Labour are just a bunch of liars and corrupt pr1cks. For someone with the experience and intellect of Brown Labour have screwed this country up good and proper. The very basics of common sensible knowledge 'spend a bit, save a bit', 'dont spend what you aint got' were thrown out of the window by Brown.

 

Debt debt debt. - Lets now spend our way out of the troubles - debt debt debt. The borrowing of £100+bn is just made up, there is no actual money exchanging hands, just a number on a computer screen.

We will never pay the debt off ever, some countries saved a bit when in growth and so are now better equipped to ride out the problems, we didnt.

 

This is the society we live in today, most people in debt with the 'oh well who cares' attitude.

 

Countless money wasted on :censored:e reform projects for education/health etc - instead of these MP's saying 'ooh what can we do next - i know...' they should get talking to the people doing the jobs ie teachers, doctors etc and asking what needs improving doing etc.

 

The country is that screwed up when Big Dave gets in next year it will mean the Tories having to wait at least 5 years to be able to do anything that they want to do.

 

I actually think Cameron is a decent bloke who wants to do some good for the country - but we all know what they say then do are completely different things.

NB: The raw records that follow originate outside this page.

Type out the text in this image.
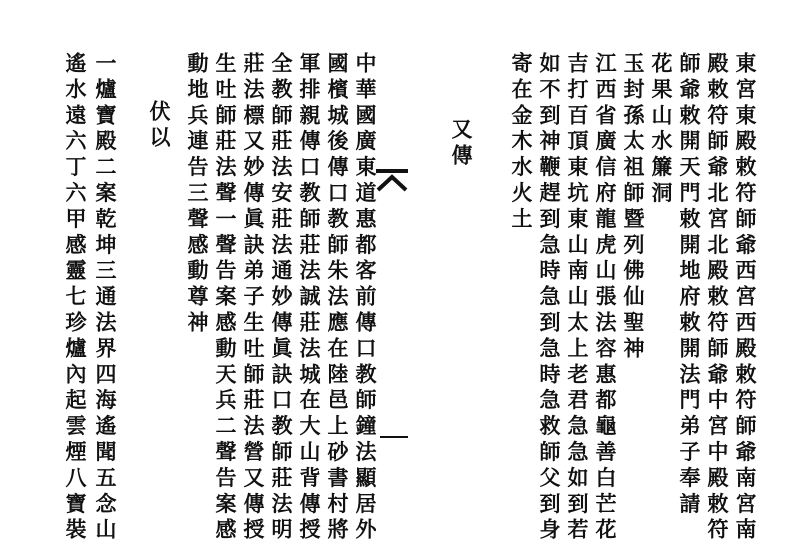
東宮東殿敕符師爺西宮西殿敕符師爺南宮南
殿敕符師爺北宮北殿敕符師爺中宮中殿敕符
師爺敕開天門敕開地府敕開法門弟子奉請
花果山水簾洞
玉封孫太祖師暨列佛仙聖神
江西省廣信府龍虎山張法容惠都龜善白芒花
吉打百頂東坑東山南山太上老君急急如到若
如不到神鞭趕到急時急到急時急救師父到身
寄在金木水火土
又傳
中華國廣東道惠都客前傳口教師鐘法顯居外
國檳城後傳口教師朱法應在陸邑上砂書村將
軍排親傳口教師莊法誠莊法城在大山背傳授
全教師莊法安莊法通妙傳眞訣口教師莊法明
莊法標又妙傳眞訣弟子生吐師莊法營又傳授
生吐師莊法聲一聲告案感動天兵二聲告案感
動地兵連告三聲感動尊神
伏以
一爐寶殿二案乾坤三通法界四海遙聞五念山
遙水遠六丁六甲感靈七珍爐內起雲煙八寶裝
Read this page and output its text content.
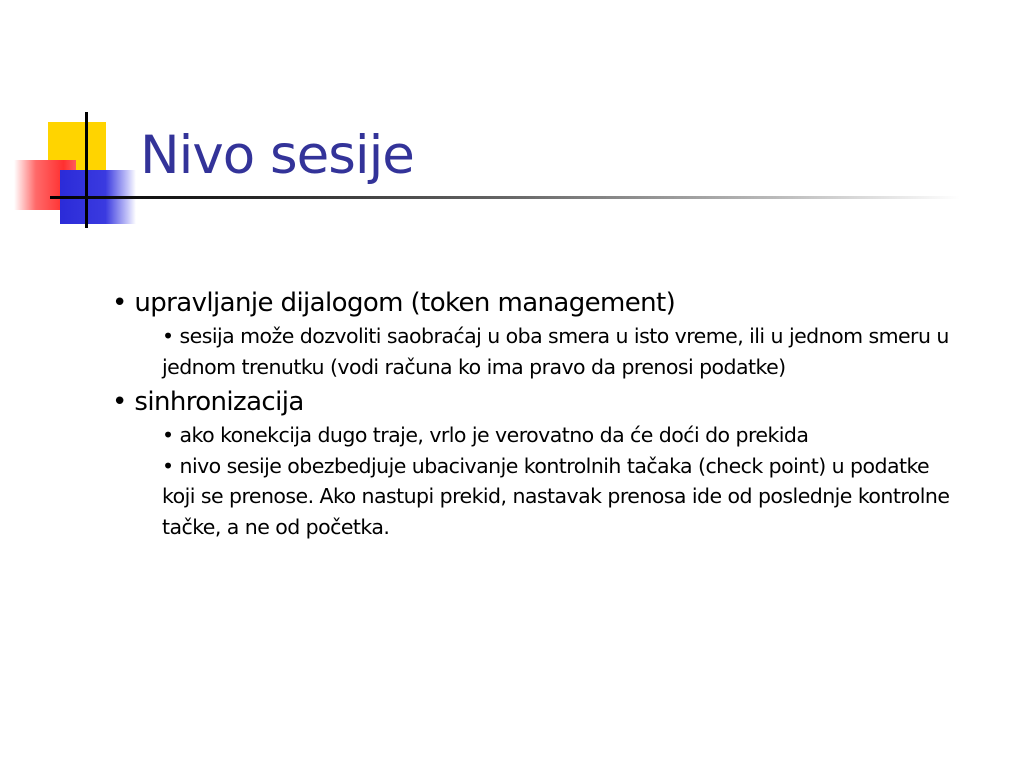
Nivo sesije

• upravljanje dijalogom (token management)

• sesija može dozvoliti saobraćaj u oba smera u isto vreme, ili u jednom smeru u jednom trenutku (vodi računa ko ima pravo da prenosi podatke)

• sinhronizacija

• ako konekcija dugo traje, vrlo je verovatno da će doći do prekida

• nivo sesije obezbedjuje ubacivanje kontrolnih tačaka (check point) u podatke koji se prenose. Ako nastupi prekid, nastavak prenosa ide od poslednje kontrolne tačke, a ne od početka.
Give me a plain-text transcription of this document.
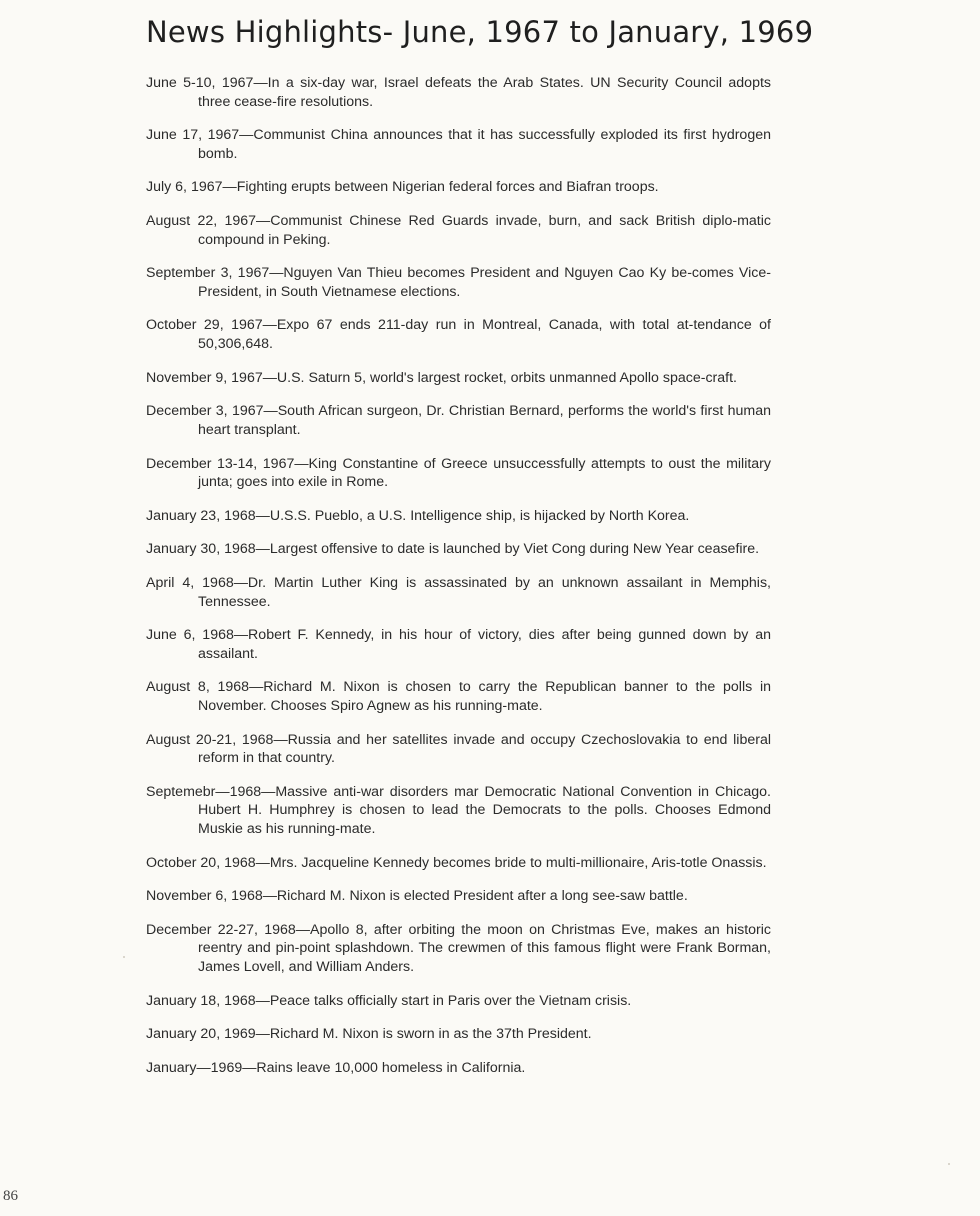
News Highlights- June, 1967 to January, 1969

June 5-10, 1967—In a six-day war, Israel defeats the Arab States. UN Security Council adopts three cease-fire resolutions.

June 17, 1967—Communist China announces that it has successfully exploded its first hydrogen bomb.

July 6, 1967—Fighting erupts between Nigerian federal forces and Biafran troops.

August 22, 1967—Communist Chinese Red Guards invade, burn, and sack British diplo-matic compound in Peking.

September 3, 1967—Nguyen Van Thieu becomes President and Nguyen Cao Ky be-comes Vice-President, in South Vietnamese elections.

October 29, 1967—Expo 67 ends 211-day run in Montreal, Canada, with total at-tendance of 50,306,648.

November 9, 1967—U.S. Saturn 5, world's largest rocket, orbits unmanned Apollo space-craft.

December 3, 1967—South African surgeon, Dr. Christian Bernard, performs the world's first human heart transplant.

December 13-14, 1967—King Constantine of Greece unsuccessfully attempts to oust the military junta; goes into exile in Rome.

January 23, 1968—U.S.S. Pueblo, a U.S. Intelligence ship, is hijacked by North Korea.

January 30, 1968—Largest offensive to date is launched by Viet Cong during New Year ceasefire.

April 4, 1968—Dr. Martin Luther King is assassinated by an unknown assailant in Memphis, Tennessee.

June 6, 1968—Robert F. Kennedy, in his hour of victory, dies after being gunned down by an assailant.

August 8, 1968—Richard M. Nixon is chosen to carry the Republican banner to the polls in November. Chooses Spiro Agnew as his running-mate.

August 20-21, 1968—Russia and her satellites invade and occupy Czechoslovakia to end liberal reform in that country.

Septemebr—1968—Massive anti-war disorders mar Democratic National Convention in Chicago. Hubert H. Humphrey is chosen to lead the Democrats to the polls. Chooses Edmond Muskie as his running-mate.

October 20, 1968—Mrs. Jacqueline Kennedy becomes bride to multi-millionaire, Aris-totle Onassis.

November 6, 1968—Richard M. Nixon is elected President after a long see-saw battle.

December 22-27, 1968—Apollo 8, after orbiting the moon on Christmas Eve, makes an historic reentry and pin-point splashdown. The crewmen of this famous flight were Frank Borman, James Lovell, and William Anders.

January 18, 1968—Peace talks officially start in Paris over the Vietnam crisis.

January 20, 1969—Richard M. Nixon is sworn in as the 37th President.

January—1969—Rains leave 10,000 homeless in California.

86
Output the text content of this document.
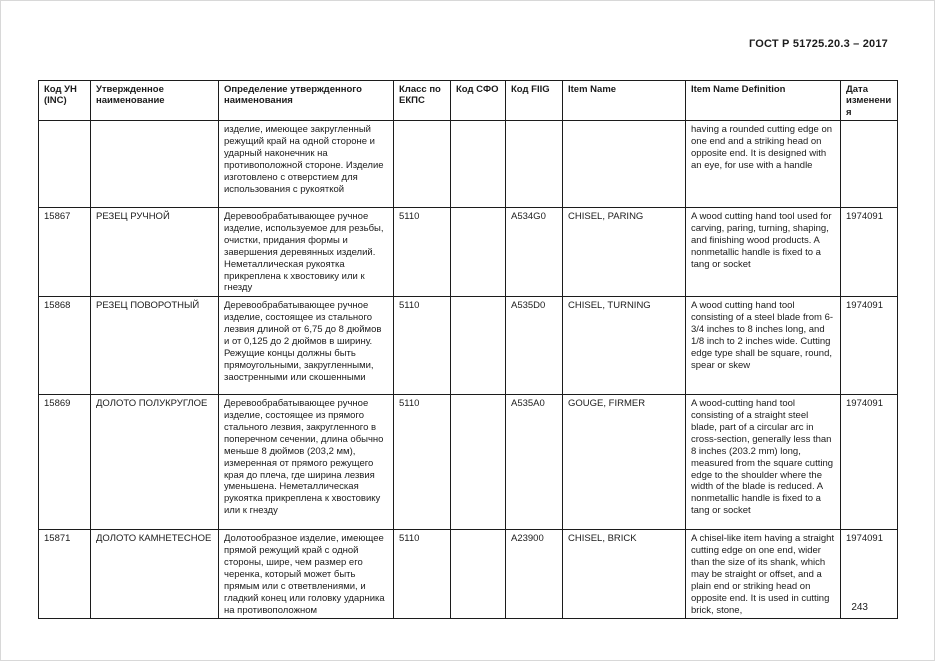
ГОСТ Р 51725.20.3 – 2017
Код УН (INC)	Утвержденное наименование	Определение утвержденного наименования	Класс по ЕКПС	Код СФО	Код FIIG	Item Name	Item Name Definition	Дата изменения
		изделие, имеющее закругленный режущий край на одной стороне и ударный наконечник на противоположной стороне. Изделие изготовлено с отверстием для использования с рукояткой					having a rounded cutting edge on one end and a striking head on opposite end. It is designed with an eye, for use with a handle	
15867	РЕЗЕЦ РУЧНОЙ	Деревообрабатывающее ручное изделие, используемое для резьбы, очистки, придания формы и завершения деревянных изделий. Неметаллическая рукоятка прикреплена к хвостовику или к гнезду	5110		A534G0	CHISEL, PARING	A wood cutting hand tool used for carving, paring, turning, shaping, and finishing wood products. A nonmetallic handle is fixed to a tang or socket	1974091
15868	РЕЗЕЦ ПОВОРОТНЫЙ	Деревообрабатывающее ручное изделие, состоящее из стального лезвия длиной от 6,75 до 8 дюймов и от 0,125 до 2 дюймов в ширину. Режущие концы должны быть прямоугольными, закругленными, заостренными или скошенными	5110		A535D0	CHISEL, TURNING	A wood cutting hand tool consisting of a steel blade from 6-3/4 inches to 8 inches long, and 1/8 inch to 2 inches wide. Cutting edge type shall be square, round, spear or skew	1974091
15869	ДОЛОТО ПОЛУКРУГЛОЕ	Деревообрабатывающее ручное изделие, состоящее из прямого стального лезвия, закругленного в поперечном сечении, длина обычно меньше 8 дюймов (203,2 мм), измеренная от прямого режущего края до плеча, где ширина лезвия уменьшена. Неметаллическая рукоятка прикреплена к хвостовику или к гнезду	5110		A535A0	GOUGE, FIRMER	A wood-cutting hand tool consisting of a straight steel blade, part of a circular arc in cross-section, generally less than 8 inches (203.2 mm) long, measured from the square cutting edge to the shoulder where the width of the blade is reduced. A nonmetallic handle is fixed to a tang or socket	1974091
15871	ДОЛОТО КАМНЕТЕСНОЕ	Долотообразное изделие, имеющее прямой режущий край с одной стороны, шире, чем размер его черенка, который может быть прямым или с ответвлениями, и гладкий конец или головку ударника на противоположном	5110		A23900	CHISEL, BRICK	A chisel-like item having a straight cutting edge on one end, wider than the size of its shank, which may be straight or offset, and a plain end or striking head on opposite end. It is used in cutting brick, stone,	1974091
243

I will be voting tory next time, time for a change and lets see what they try and do.

 

 

 

The idea of not spending what you haven't got went out of the window, despite her 'good housekeeping' rhetoric, with Thatcher.

 

The root of the current economic crisis lies in the deregulation of the financial markets that began with Thatcher and led to ever-increasing recklessness on the part of the bankers. Compounding the problem is the deindustrialisation of Britain, which was largely carried out in the Thatcher era, as was the substitution of manufacturing with the financial 'industry' and other areas where Britain was said to have superior expertise: pharmaceuticals, and the 'creative economy (media, advertising etc) and so on. The trouble is that these 'new' sectors of the economy employ relatively few people and lack the clout in terms of exports that our old manufacturing industries had. This means that there is very little Britain has left to offer the rest of the world economically speaking, hence the growing reliance up until now on the kind of financial gambling on the world markets that led to the current crisis. It also means that a large number of people are employed in low-paid, low rights areas such as call centres and other low-grade white collar jobs, and the infamous 'McJobs' and the like-and that's when they're not being parked away from the jobs market in the endlessly expanding higher education system (which is one reason for the expansion of public sector employment; ever growing numbers of graduates expect and need somewhere to be employed and what else is there to do when there is little manufacturing to soak them up, especially at the management level they seek.)

 

The expansion of higher education and the public sector also began with Thatcher. Far from attempting anything like a way out of the trap that the current crisis is now revealing to us, Labour under Blair sought not only to carry on where the Tories left off but to deepen their agenda of deregulation and privatisation. So much of the vaunted expansion of the health and education services has been carried out through the notorious Private Finance Initiative, by which the government pays private companies with public money in order to disguise public spending: another idea pioneered by the Tories which one of them (Clarke if I remember correctly) was at least honest enough to christen a scam, or words to that effect. And behind all this lay, since the early 1980s, a largely illusory rise in the standard of living based on the cheap money that banks could now offer people in loans thanks to deregulation, which enabled those in the growing low-paid sectors to keep up with their supposed betters by going into debt, with everybody who owned a house also encouraged to rely on its artificially inflated price and 'treat it as a business as well as a home,' to use the fashionable terminology.

 

Whether Cameron is decent or not, we won't have to wait five years before realising the Tories don't have anything new to offer; this has already been revealed by their silence as the Thatcherite (or neo-liberal) economic agenda was carried on with gusto by Blair and Brown. The implosion of the neo-liberal economic dogma means that if we get the Tories next time we'll get both tax rises and public spending cuts, and if we get Labour we'll get rising taxes and spending cuts-and all the while they'll try to breath new life into the same self-defeating ecoomic doctrine that created the mess in the first place. And all this against a backdrop whereby even if anybody attempts to rebuild the British manufacturing industry (although how when we are so deep in debt?) they have to compete with the fact that China, India and other rising economic powers in the east can do the same so much cheaper.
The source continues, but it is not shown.